Familia González Rivero, históricos rotarios

Al acompañar a su papá a repartir refrescos en los municipios, David González Domínguez se da cuenta de las necesidades de la gente, por lo que se propone ser altruista, meta que consolida con su esposa Ruby Rivero

La solidaridad y el trabajo diario por el bien común, es la convicción de los integrantes de la familia González Rivero, que además de destacarse en la actividad empresarial en el rubro de seguros, hotelería y la producción agrícola, son reconocidos por su labor en pro de quienes menos tienen a través del Club Rotario.

El origen de este espíritu de servicio que comparte toda la familia se encuentra en parte en aquellos viajes en los que desde pequeño, David González Domínguez, acompañaba a su padre, Eduardo, a repartir refrescos en las tienditas de las poblaciones del sur del estado, fue allí donde se dio cuenta de las necesidades y carencias que se tienen en las comunidades, lo que forjó en su persona el deseo de algún día hacer algo para ayudar.
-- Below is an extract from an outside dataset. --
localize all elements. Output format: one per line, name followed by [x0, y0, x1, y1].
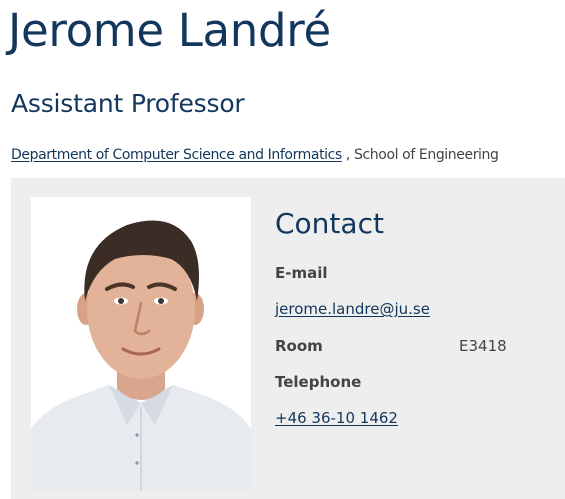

—Para mí es una obligación moral devolver a los demás lo que Dios y la vida me ha dado a través del trabajo y el ejercicio profesional, favorecer a los que menos tienen para ayudarlos incorporarse a un mundo donde puedan valerse por sí mismos o cuando menos puedan aspirar a otras condiciones de vida —comentó el actual vicepresidente del Club Rotario Mérida Itzaes quien este año cumple 33 años de matrimonio con Ruby Rivero González.

—Definitivamente es importante que la pareja haga equipo contigo, no sólo en el servicio, sino en todos los aspectos de la vida donde es importante sobre todo saber equilibrar y esa es una de las virtudes de mi mujer, saber conducirnos aún en las diferencias para llegar a un acuerdo que nos permita tener la armonía y la capacidad de disfrutar y vivir juntos —dijo emocionado David, quien destacó que como matrimonio comparten el espíritu de ayudar a los demás.

—En nuestra familia que se integra por cinco hijos y nueve nietos, se reflejan los valores de los Scouts que me enseñaron la manera de resolver las cosas en la vida, mientras que ella aporta los valores de la religión con los que compartimos esa solidaridad con el prójimo. En los rotarios hemos encontrado una manera de realizarnos juntos sin que alguno de los dos pierda su identidad, ella tiene una gran capacidad para realizar cosas, ha sido presidenta de las mujeres empresarias,  dirigente de un grupo de esposas de los rotarios, ha sido gobernadora ha compartido todo el caminar de la actividad —detalló.

Pero Ruby, también en la empresa es socia de su esposo y en sus negocios han aportado a través de sus 5  hijos, el capital humano que se encarga de la dirección de estos, haciendo equipo para defenderse de los embates de la vida y las tormentas que amenazan a la familia la empresa y el desarrollo personal.

Todos tienen carrera y alguna maestría, por ejemplo, Rubí es licenciada en administración de empresas con un posgrado en administración, Raúl, es abogado con una maestría en derecho corporativo y diplomado en finanzas, le sigue Daniel que es licenciado en Administración de Empresas  con maestría en Mercadotecnia y alta dirección de empresas; Roberto, es licenciado en Mercadotecnia y también especializado en alta dirección de empresas y Eddamine, que es licenciada en Psicología con una especialidad en desarrollo humano.

—Todos aportan su talento al frente de las diferentes empresas, y también está mi yerno Luis González, que también aporta una parte muy importante en la dirección, ha estado conmigo trabajando por más de 20 años, y actualmente es el que sobre el que recae en todos los proyectos que no tienen que ver con seguros —detalló el entrevistado quien recalcó que la convivencia  y el amor que se desarrolla en la familia se basa en que todos cuentan y   aportan: “somos un equipo”, detalló.

En cuanto a los nietos una ya está en su tesis de arquitecta, otra es licenciada en Ciencias de la Comunicación, se trata de Mariana y Fernanda. A ellas le siguen Raúl Silvana, Isabella, Camila, David y Valeria, que a sus seis años, es la alegría de la casa.